As in Yarraville, native ingredients and dishes will be championed. But instead of a brunch-y menu there’ll be one better suited to afternoon and evening dining.

Expect a stronger emphasis on sustainably caught seafood and Islander culture – that might translate to crayfish harvested by divers in the Torres Strait, cooked into a bisque with karkalla (a succulent also called pigface and beach banana) and pepperberries; a bucket of king prawns with native succulents; traditional namas, or coconut-cured fish; or blue swimmer crab in a hot pepperberry sauce. Bero also wants to “make yams sexy” as part of her range of vegan dishes.

Unlike at the cafe, which will continue trading, it’ll be all about communal dining here. “I want people to come in and actually share the dishes – it’s all about bringing your mates and sharing food, having conversations over your meals.

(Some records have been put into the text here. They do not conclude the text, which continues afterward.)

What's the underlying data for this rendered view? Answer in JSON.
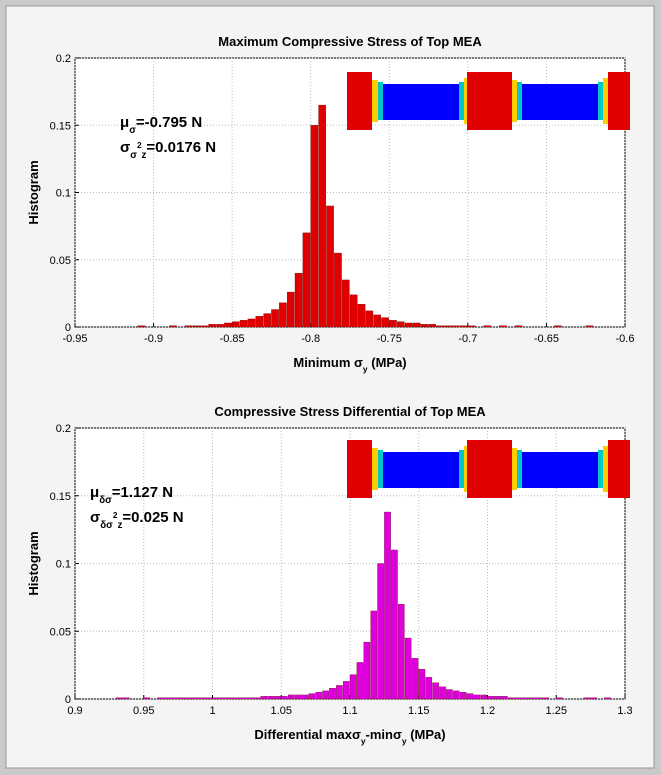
{
  "chart_data": [
    {
      "type": "histogram",
      "title": "Maximum Compressive Stress of Top MEA",
      "xlabel": [
        {
          "text": "Minimum σ"
        },
        {
          "sub": "y"
        },
        {
          "text": " (MPa)"
        }
      ],
      "ylabel": "Histogram",
      "annotations": [
        [
          {
            "text": "μ"
          },
          {
            "sub": "σ"
          },
          {
            "text": "=-0.795 N"
          }
        ],
        [
          {
            "text": "σ"
          },
          {
            "sub": "σ"
          },
          {
            "sup": "2"
          },
          {
            "sub": "z"
          },
          {
            "text": "=0.0176 N"
          }
        ]
      ],
      "bins": [
        -0.91,
        -0.905,
        -0.9,
        -0.895,
        -0.89,
        -0.885,
        -0.88,
        -0.875,
        -0.87,
        -0.865,
        -0.86,
        -0.855,
        -0.85,
        -0.845,
        -0.84,
        -0.835,
        -0.83,
        -0.825,
        -0.82,
        -0.815,
        -0.81,
        -0.805,
        -0.8,
        -0.795,
        -0.79,
        -0.785,
        -0.78,
        -0.775,
        -0.77,
        -0.765,
        -0.76,
        -0.755,
        -0.75,
        -0.745,
        -0.74,
        -0.735,
        -0.73,
        -0.725,
        -0.72,
        -0.715,
        -0.71,
        -0.705,
        -0.7,
        -0.695,
        -0.69,
        -0.685,
        -0.68,
        -0.675,
        -0.67,
        -0.665,
        -0.66,
        -0.655,
        -0.65,
        -0.645,
        -0.64,
        -0.635,
        -0.63,
        -0.625,
        -0.62
      ],
      "values": [
        0.001,
        0,
        0,
        0,
        0.001,
        0,
        0.001,
        0.001,
        0.001,
        0.002,
        0.002,
        0.003,
        0.004,
        0.005,
        0.006,
        0.008,
        0.01,
        0.013,
        0.018,
        0.026,
        0.04,
        0.07,
        0.15,
        0.165,
        0.09,
        0.055,
        0.035,
        0.024,
        0.017,
        0.012,
        0.009,
        0.007,
        0.005,
        0.004,
        0.003,
        0.003,
        0.002,
        0.002,
        0.001,
        0.001,
        0.001,
        0.001,
        0.001,
        0,
        0.001,
        0,
        0.001,
        0,
        0.001,
        0,
        0,
        0,
        0,
        0.001,
        0,
        0,
        0,
        0.001
      ],
      "color": "#e00000",
      "xlim": [
        -0.95,
        -0.6
      ],
      "xticks": [
        -0.95,
        -0.9,
        -0.85,
        -0.8,
        -0.75,
        -0.7,
        -0.65,
        -0.6
      ],
      "ylim": [
        0,
        0.2
      ],
      "yticks": [
        0,
        0.05,
        0.1,
        0.15,
        0.2
      ],
      "grid": true
    },
    {
      "type": "histogram",
      "title": "Compressive Stress Differential of Top MEA",
      "xlabel": [
        {
          "text": "Differential maxσ"
        },
        {
          "sub": "y"
        },
        {
          "text": "-minσ"
        },
        {
          "sub": "y"
        },
        {
          "text": " (MPa)"
        }
      ],
      "ylabel": "Histogram",
      "annotations": [
        [
          {
            "text": "μ"
          },
          {
            "sub": "δσ"
          },
          {
            "text": "=1.127 N"
          }
        ],
        [
          {
            "text": "σ"
          },
          {
            "sub": "δσ"
          },
          {
            "sup": "2"
          },
          {
            "sub": "z"
          },
          {
            "text": "=0.025 N"
          }
        ]
      ],
      "bins": [
        0.93,
        0.935,
        0.94,
        0.945,
        0.95,
        0.955,
        0.96,
        0.965,
        0.97,
        0.975,
        0.98,
        0.985,
        0.99,
        0.995,
        1.0,
        1.005,
        1.01,
        1.015,
        1.02,
        1.025,
        1.03,
        1.035,
        1.04,
        1.045,
        1.05,
        1.055,
        1.06,
        1.065,
        1.07,
        1.075,
        1.08,
        1.085,
        1.09,
        1.095,
        1.1,
        1.105,
        1.11,
        1.115,
        1.12,
        1.125,
        1.13,
        1.135,
        1.14,
        1.145,
        1.15,
        1.155,
        1.16,
        1.165,
        1.17,
        1.175,
        1.18,
        1.185,
        1.19,
        1.195,
        1.2,
        1.205,
        1.21,
        1.215,
        1.22,
        1.225,
        1.23,
        1.235,
        1.24,
        1.245,
        1.25,
        1.255,
        1.26,
        1.265,
        1.27,
        1.275,
        1.28,
        1.285,
        1.29
      ],
      "values": [
        0.001,
        0.001,
        0,
        0,
        0.001,
        0,
        0.001,
        0.001,
        0.001,
        0.001,
        0.001,
        0.001,
        0.001,
        0.001,
        0.001,
        0.001,
        0.001,
        0.001,
        0.001,
        0.001,
        0.001,
        0.002,
        0.002,
        0.002,
        0.002,
        0.003,
        0.003,
        0.003,
        0.004,
        0.005,
        0.006,
        0.008,
        0.01,
        0.013,
        0.018,
        0.027,
        0.042,
        0.065,
        0.1,
        0.138,
        0.11,
        0.07,
        0.045,
        0.03,
        0.022,
        0.016,
        0.012,
        0.009,
        0.007,
        0.006,
        0.005,
        0.004,
        0.003,
        0.003,
        0.002,
        0.002,
        0.002,
        0.001,
        0.001,
        0.001,
        0.001,
        0.001,
        0.001,
        0,
        0.001,
        0,
        0,
        0,
        0.001,
        0.001,
        0,
        0.001
      ],
      "color": "#dd00dd",
      "xlim": [
        0.9,
        1.3
      ],
      "xticks": [
        0.9,
        0.95,
        1,
        1.05,
        1.1,
        1.15,
        1.2,
        1.25,
        1.3
      ],
      "ylim": [
        0,
        0.2
      ],
      "yticks": [
        0,
        0.05,
        0.1,
        0.15,
        0.2
      ],
      "grid": true
    }
  ]
}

That’s the experience we want to go for,” Bero says. “Mabu Mabu means ‘help yourself’ and that means a big table of food.”

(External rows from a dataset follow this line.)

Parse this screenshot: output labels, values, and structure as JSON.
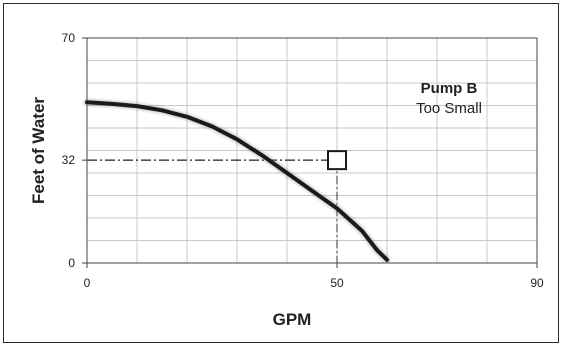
{
  "chart_data": {
    "type": "line",
    "title": "",
    "xlabel": "GPM",
    "ylabel": "Feet of Water",
    "xlim": [
      0,
      90
    ],
    "ylim": [
      0,
      70
    ],
    "x_ticks": [
      "0",
      "50",
      "90"
    ],
    "y_ticks": [
      "70",
      "32",
      "0"
    ],
    "grid": true,
    "series": [
      {
        "x": [
          0,
          5,
          10,
          15,
          20,
          25,
          30,
          35,
          40,
          45,
          50,
          55,
          58,
          60
        ],
        "y": [
          50,
          49.5,
          48.8,
          47.5,
          45.5,
          42.5,
          38.5,
          33.5,
          28,
          22.5,
          17,
          10,
          4,
          1
        ],
        "color": "#1a1a1a"
      }
    ],
    "operating_point": {
      "x": 50,
      "y": 32
    },
    "annotation": {
      "title": "Pump B",
      "subtitle": "Too Small"
    }
  }
}
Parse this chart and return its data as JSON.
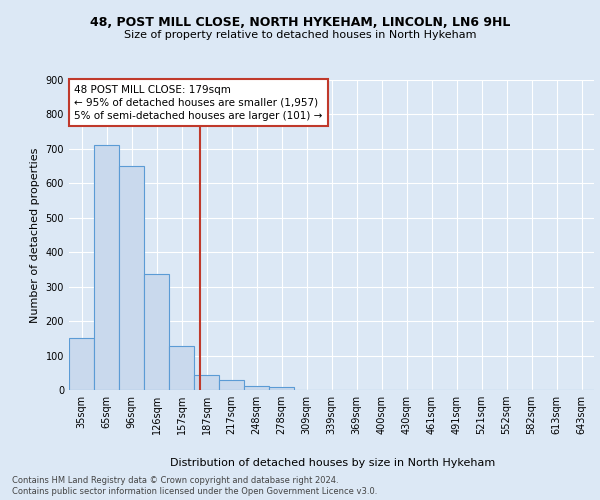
{
  "title1": "48, POST MILL CLOSE, NORTH HYKEHAM, LINCOLN, LN6 9HL",
  "title2": "Size of property relative to detached houses in North Hykeham",
  "xlabel": "Distribution of detached houses by size in North Hykeham",
  "ylabel": "Number of detached properties",
  "bar_labels": [
    "35sqm",
    "65sqm",
    "96sqm",
    "126sqm",
    "157sqm",
    "187sqm",
    "217sqm",
    "248sqm",
    "278sqm",
    "309sqm",
    "339sqm",
    "369sqm",
    "400sqm",
    "430sqm",
    "461sqm",
    "491sqm",
    "521sqm",
    "552sqm",
    "582sqm",
    "613sqm",
    "643sqm"
  ],
  "bar_values": [
    150,
    712,
    650,
    338,
    128,
    43,
    30,
    12,
    8,
    0,
    0,
    0,
    0,
    0,
    0,
    0,
    0,
    0,
    0,
    0,
    0
  ],
  "bar_color": "#c9d9ed",
  "bar_edgecolor": "#5b9bd5",
  "vline_color": "#c0392b",
  "annotation_text": "48 POST MILL CLOSE: 179sqm\n← 95% of detached houses are smaller (1,957)\n5% of semi-detached houses are larger (101) →",
  "annotation_box_color": "#ffffff",
  "annotation_box_edgecolor": "#c0392b",
  "ylim": [
    0,
    900
  ],
  "yticks": [
    0,
    100,
    200,
    300,
    400,
    500,
    600,
    700,
    800,
    900
  ],
  "footer": "Contains HM Land Registry data © Crown copyright and database right 2024.\nContains public sector information licensed under the Open Government Licence v3.0.",
  "bg_color": "#dce8f5",
  "plot_bg_color": "#dce8f5",
  "grid_color": "#ffffff",
  "title_fontsize": 9,
  "subtitle_fontsize": 8,
  "ylabel_fontsize": 8,
  "tick_fontsize": 7,
  "annotation_fontsize": 7.5,
  "footer_fontsize": 6
}
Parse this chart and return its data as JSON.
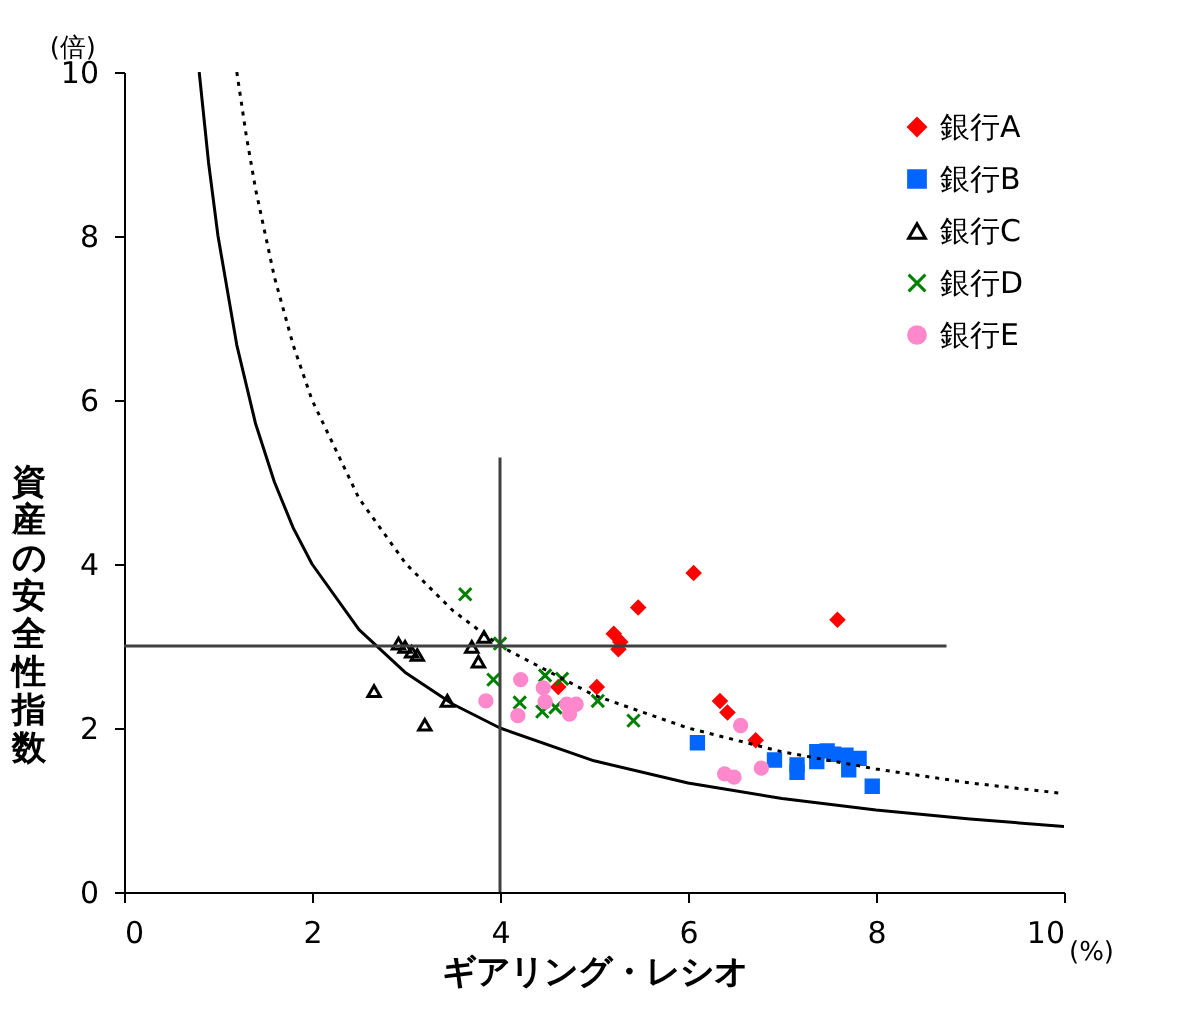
{
  "chart_data": {
    "type": "scatter",
    "xlabel": "ギアリング・レシオ",
    "ylabel": "資産の安全性指数",
    "annotations": [
      "(倍)",
      "(%)"
    ],
    "xlim": [
      0,
      10
    ],
    "xticks": [
      0,
      2,
      4,
      6,
      8,
      10
    ],
    "ylim": [
      0,
      10
    ],
    "yticks": [
      0,
      2,
      4,
      6,
      8,
      10
    ],
    "grid": false,
    "legend": "top right",
    "series": [
      {
        "name": "銀行A",
        "color": "#ff0000",
        "marker": "diamond",
        "x": [
          6.06,
          5.47,
          5.21,
          5.28,
          5.26,
          7.59,
          5.03,
          4.62,
          6.34,
          6.42,
          6.72
        ],
        "values": [
          3.89,
          3.47,
          3.15,
          3.05,
          2.96,
          3.32,
          2.5,
          2.5,
          2.33,
          2.19,
          1.85
        ]
      },
      {
        "name": "銀行B",
        "color": "#0066ff",
        "marker": "square",
        "x": [
          6.1,
          6.92,
          7.16,
          7.16,
          7.37,
          7.37,
          7.48,
          7.55,
          7.68,
          7.71,
          7.82,
          7.96
        ],
        "values": [
          1.82,
          1.61,
          1.55,
          1.46,
          1.71,
          1.59,
          1.72,
          1.68,
          1.67,
          1.49,
          1.63,
          1.29
        ]
      },
      {
        "name": "銀行C",
        "color": "#000000",
        "marker": "triangle",
        "x": [
          2.66,
          2.92,
          2.99,
          3.06,
          3.12,
          3.2,
          3.44,
          3.7,
          3.83,
          3.77
        ],
        "values": [
          2.45,
          3.03,
          2.99,
          2.93,
          2.89,
          2.04,
          2.33,
          2.99,
          3.11,
          2.81
        ]
      },
      {
        "name": "銀行D",
        "color": "#008000",
        "marker": "cross",
        "x": [
          3.63,
          4.0,
          3.93,
          4.21,
          4.45,
          4.48,
          4.66,
          4.59,
          5.04,
          5.42
        ],
        "values": [
          3.63,
          3.03,
          2.59,
          2.31,
          2.2,
          2.64,
          2.6,
          2.25,
          2.33,
          2.09
        ]
      },
      {
        "name": "銀行E",
        "color": "#ff88cc",
        "marker": "circle",
        "x": [
          3.85,
          4.19,
          4.22,
          4.46,
          4.48,
          4.71,
          4.74,
          4.81,
          6.56,
          6.39,
          6.49,
          6.78
        ],
        "values": [
          2.33,
          2.15,
          2.59,
          2.49,
          2.32,
          2.29,
          2.17,
          2.29,
          2.03,
          1.44,
          1.4,
          1.51
        ]
      },
      {
        "type": "line",
        "color": "#000000",
        "line_style": "solid",
        "marker": "none",
        "x": [
          0.8,
          0.9,
          1,
          1.2,
          1.4,
          1.6,
          1.8,
          2,
          2.5,
          3,
          3.5,
          4,
          5,
          6,
          7,
          8,
          9,
          10
        ],
        "values": [
          10,
          8.89,
          8,
          6.67,
          5.71,
          5,
          4.44,
          4,
          3.2,
          2.67,
          2.29,
          2,
          1.6,
          1.33,
          1.14,
          1,
          0.89,
          0.8
        ]
      },
      {
        "type": "line",
        "color": "#000000",
        "line_style": "dotted",
        "marker": "none",
        "x": [
          1.2,
          1.3,
          1.4,
          1.6,
          1.8,
          2,
          2.5,
          3,
          3.5,
          4,
          5,
          6,
          7,
          8,
          9,
          10
        ],
        "values": [
          10,
          9.23,
          8.57,
          7.5,
          6.67,
          6,
          4.8,
          4,
          3.43,
          3,
          2.4,
          2,
          1.71,
          1.5,
          1.33,
          1.2
        ]
      },
      {
        "type": "line",
        "color": "#404040",
        "line_style": "solid",
        "marker": "none",
        "x": [
          0,
          8.75
        ],
        "values": [
          3,
          3
        ]
      },
      {
        "type": "line",
        "color": "#404040",
        "line_style": "solid",
        "marker": "none",
        "x": [
          4,
          4
        ],
        "values": [
          0,
          5.3
        ]
      }
    ]
  }
}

In keeping with Bero’s ethos, the drinks list will be all-Australian, from the wines and beers (Stomping Ground will be on tap) to local spirits infused with native ingredients.

The new restaurant – across from Acmi – will have a modern feel, with murals by Indigenous artists and music from Blak musicians as part of its “Island Radio”.

There’ll also be a retail space where you’ll be able to shop Mabu Mabu products (including hot sauces, seasonings, spice mixes and native spiced chai) as well as wares from other Indigenous-owned and operated businesses.

“I’m just trying to put Torres Strait Islanders on the map because we have such a beautiful culture and I want to be able to bring that here too,” Bero says. “I think it will make a big difference, having us here in the Square – we’re just trying to bring a bit of colour.”

Mabu Mabu Big Esso is slated to open in Federation Square in July.